L’Atelier de Paris ouvre sa saison avec un temps fort autour de la chorégraphe américaine, présentant Relative Collider, For Claude Shannon et Maps du 4 au 6 octobre.

Liz Santoro est en train de créer la Silicon Valley de la danse, une sphère où s’expérimente l’hybridation entre l’homme, l’informatique et l’intelligence artificielle. C’est avec Relative Collider que son univers a connu son Big Bang sur la scène parisienne. For Claude Shannon, créé en 2016  au CDC Atelier de Paris développe une extension de cette recherche sur la relation entre le mouvement, les mots et l’informatique.

Santoro et Pierre Godard, chercheur en traitement automatique du langage, développent une approche aux allures scientifiques, où ils comparent les danseurs à des « atomes soumis à différents champs de force ». Ils font référence à la chimie organique, à une « expérimentation de l’entropie » grâce à l’application de systèmes et champs prédéfinis, etc.
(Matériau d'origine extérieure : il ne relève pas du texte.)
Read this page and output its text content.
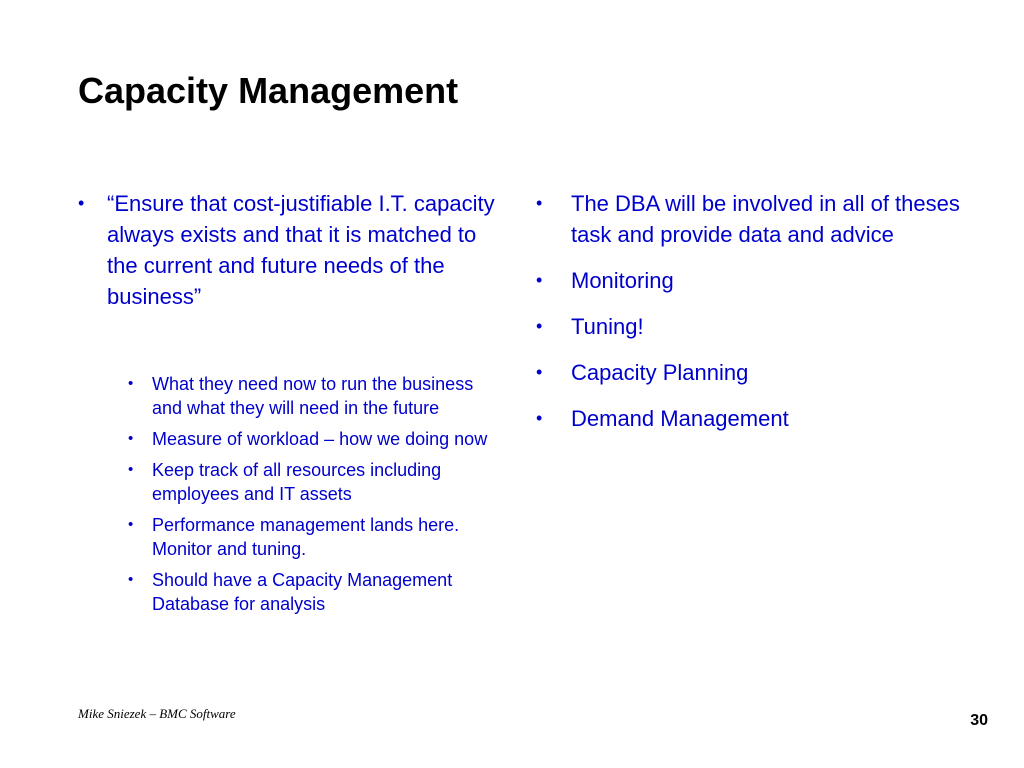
Capacity Management
• “Ensure that cost-justifiable I.T. capacity always exists and that it is matched to the current and future needs of the business”
• What they need now to run the business and what they will need in the future
• Measure of workload – how we doing now
• Keep track of all resources including employees and IT assets
• Performance management lands here. Monitor and tuning.
• Should have a Capacity Management Database for analysis
• The DBA will be involved in all of theses task and provide data and advice
• Monitoring
• Tuning!
• Capacity Planning
• Demand Management
Mike Sniezek – BMC Software	30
Les danseurs étant régis par un système de motifs rythmiques et lexicaux, que leur reste-t-il en matière d’individualité à injecter dans cette implacable machinerie ? Au premier abord, étonnamment beaucoup. Mais cette résistance s’appuie aussi sur leur nombre restreint: Trois danseurs dans Relative Collider, quatre dans For Claude Shannon.

Un système clos

Chaque pièce est portée par une structure systémique, et leur ensemble, trois créations à ce jour, construit un supra-système où chaque création découle de l‘autre. Relative Collider se nourrit des « soixante-quatre positions de bras et de mains prélevées sur des photographies de We Do Our Best, spectacle créé en 2012 », expliquent-ils. Les mouvements minimaux jouent sur la répétition d’infimes variations. D’abord, les genoux. Ensuite, les mains et les bras, le tout accompagné du son d’un métronome, dont la vitesse semble pouvoir varier.
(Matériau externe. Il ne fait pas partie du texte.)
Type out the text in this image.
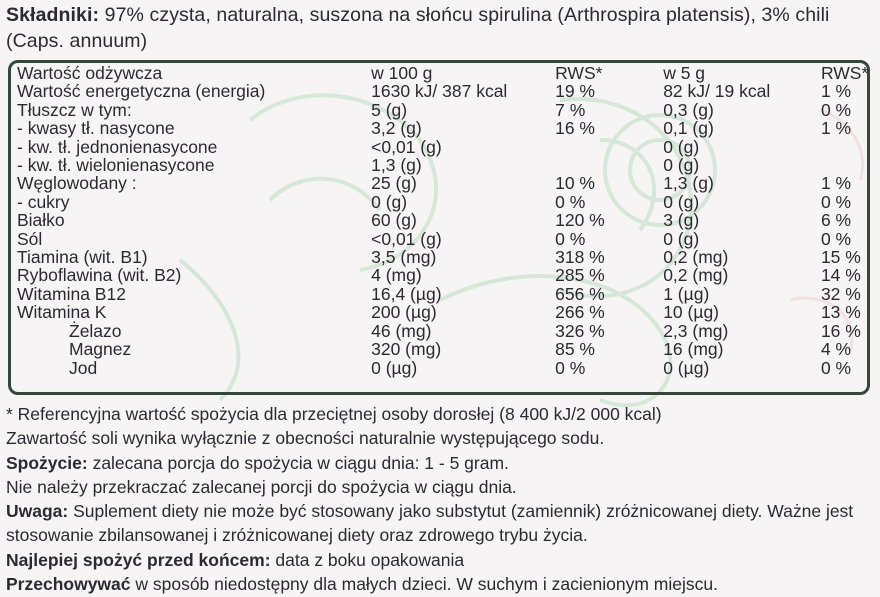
Składniki: 97% czysta, naturalna, suszona na słońcu spirulina (Arthrospira platensis), 3% chili (Caps. annuum)
Wartość odżywcza	w 100 g	RWS*	w 5 g	RWS*
Wartość energetyczna (energia)	1630 kJ/ 387 kcal	19 %	82 kJ/ 19 kcal	1 %
Tłuszcz w tym:	5 (g)	7 %	0,3 (g)	0 %
- kwasy tł. nasycone	3,2 (g)	16 %	0,1 (g)	1 %
- kw. tł. jednonienasycone	<0,01 (g)		0 (g)	
- kw. tł. wielonienasycone	1,3 (g)		0 (g)	
Węglowodany :	25 (g)	10 %	1,3 (g)	1 %
- cukry	0 (g)	0 %	0 (g)	0 %
Białko	60 (g)	120 %	3 (g)	6 %
Sól	<0,01 (g)	0 %	0 (g)	0 %
Tiamina (wit. B1)	3,5 (mg)	318 %	0,2 (mg)	15 %
Ryboflawina (wit. B2)	4 (mg)	285 %	0,2 (mg)	14 %
Witamina B12	16,4 (µg)	656 %	1 (µg)	32 %
Witamina K	200 (µg)	266 %	10 (µg)	13 %
Żelazo	46 (mg)	326 %	2,3 (mg)	16 %
Magnez	320 (mg)	85 %	16 (mg)	4 %
Jod	0 (µg)	0 %	0 (µg)	0 %

* Referencyjna wartość spożycia dla przeciętnej osoby dorosłej (8 400 kJ/2 000 kcal)

Zawartość soli wynika wyłącznie z obecności naturalnie występującego sodu.

Spożycie: zalecana porcja do spożycia w ciągu dnia: 1 - 5 gram.

Nie należy przekraczać zalecanej porcji do spożycia w ciągu dnia.

Uwaga: Suplement diety nie może być stosowany jako substytut (zamiennik) zróżnicowanej diety. Ważne jest stosowanie zbilansowanej i zróżnicowanej diety oraz zdrowego trybu życia.

Najlepiej spożyć przed końcem: data z boku opakowania

Przechowywać w sposób niedostępny dla małych dzieci. W suchym i zacienionym miejscu.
Relative Collider -  Liz Santoro et Pierre Godard © Ian Douglas

Au croisement des deux systèmes se superpose la génération d’un ensemble lexical, impulsé par les différents schémas cinétiques et soumis à un procédé aléatoire. Les schémas se croisent et prennent possession des corps. Cependant: « Si la pièce a tendance à aller vers plus d’énergie et de désordre, ce n’est pas par une volonté d’ordre narratif, mais par un fait de la thermodynamique. »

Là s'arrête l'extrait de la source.